Lire pour le festival d’Avignon 2022
Voici encore un spectacle que j’aimerais voir au festival d’Avignon cette année : Dans ce jardin qu’on aimait de Pascal Quignard adapté par Marie Vialle.
Simeon Pease Cheney |
Dans ce jardin qu’on aimait Pascal Quignard s’intéresse à un personnage hors du commun, le pasteur Simeon Pease Cheney, musicien de génie qui eut le premier l’idée de noter tous les chants d’oiseaux qui venaient chanter dans sa cure au cours des années qui vont de 1860 à 1880. Et pas seulement des oiseaux :
"Il n’y a pas que les oiseaux qui chantent!
Le seau où la pluie s’égoutte, qui pleure sous la gouttière de zinc, près de la marche en pierre de la cuisine est un psaume ! L'arpège en houle, tourbillonnant du porte-manteau couvert de pèlerines et de chapeaux, l’hiver, quand on laisse un instant la porte d’entrée ouverte dans le corridor de la cure, lui aussi constitue un Te Deum !"
La sauterelle dans Wood Notes Wild |
Mais il ne réussit jamais à faire imprimer son recueil Wood Notes Wild. C’est son fils, le poète Vance John Cheney, dans la vie réelle (ou sa fille dans l’oeuvre de P Quignard) qui le fit publier à compte d’auteur. Antonin Dvorak s’en inspira pour son quatuor à cordes n°12. Cent ans après, Olivier Messiaen eut la même idée et nota les chants d'oiseaux.
Le pasteur Cheney a beaucoup de points communs avec un autre personnage de Pascal Quignard dont je vous parlerai bientôt, Monsieur de Sainte Colombe, le musicien de Tous les matins du Monde.

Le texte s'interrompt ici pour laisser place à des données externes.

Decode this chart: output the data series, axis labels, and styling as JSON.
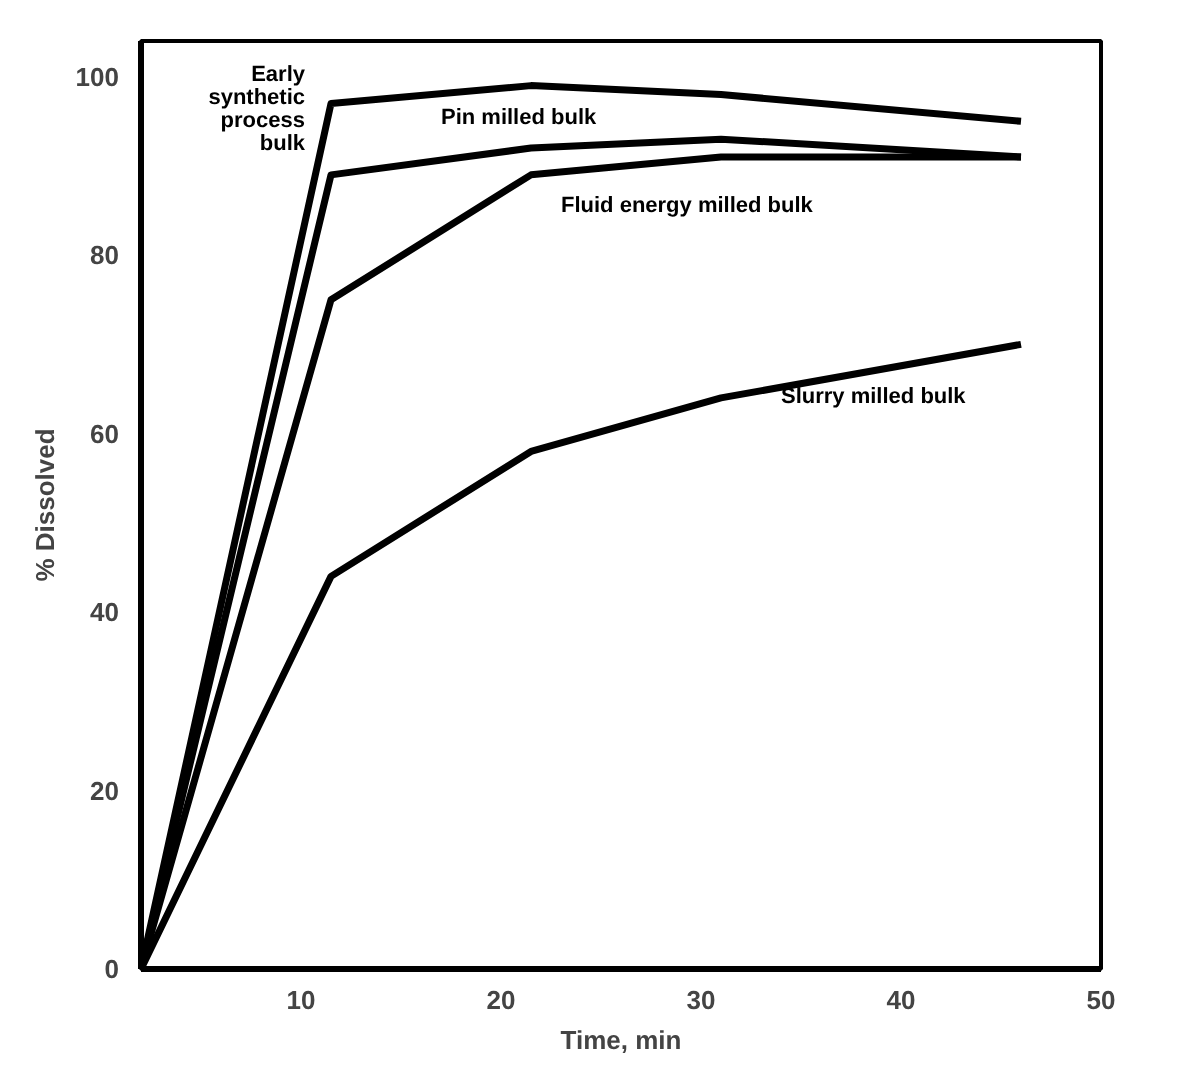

Musicien, le pasteur Cheney s’inspire de la Nature qu’il aime d’un amour absolu, cadeau de Dieu, délaissant même ses paroissiens qui s’en plaignent ! Il a lui aussi perdu son amour, sa femme Eva et demeure inconsolable. Comme Monsieur de Colomb, il voit l’esprit de son épouse lui apparaître:
« Comme une fleur coupée sur la tablette en verre de la salle de bain,
Comme une petite photo que l’amoureux a posée sur la table de chevet en bois près du lit de la chambre d’amour,
elle se tient toute mince et menue dans le cadre de la porte
La jeune mère morte autrefois semble plus transparente, plus fine…. »
Il se montre très dur avec sa fille Rosamunde et lui demande de quitter la maison quand elle dépasse l’âge qu'avait sa toujours jeune épouse quand elle est morte en couches.
"En plus, tu lui ressembles de plus en plus.
Tu lui ressembles - avec retard- de plus en plus. (Il crie.) Tu ne peux pas savoir combien ça m’est insupportable de te voir vivante ! »(…)
Rosamund hurle longuement de douleur.
Elle se met à quatre pattes, se lève à son tour, tourne dans le salon de sa cure, devenu complètement rouge dans l’aurore."
Mais ce n’est pas un manque d’amour envers sa fille. Lui-même vit dans un labyrinthe, symbole d’un enfermement où il se sent heureux mais dont il faut que sa fille s’échappe pour vivre vraiment.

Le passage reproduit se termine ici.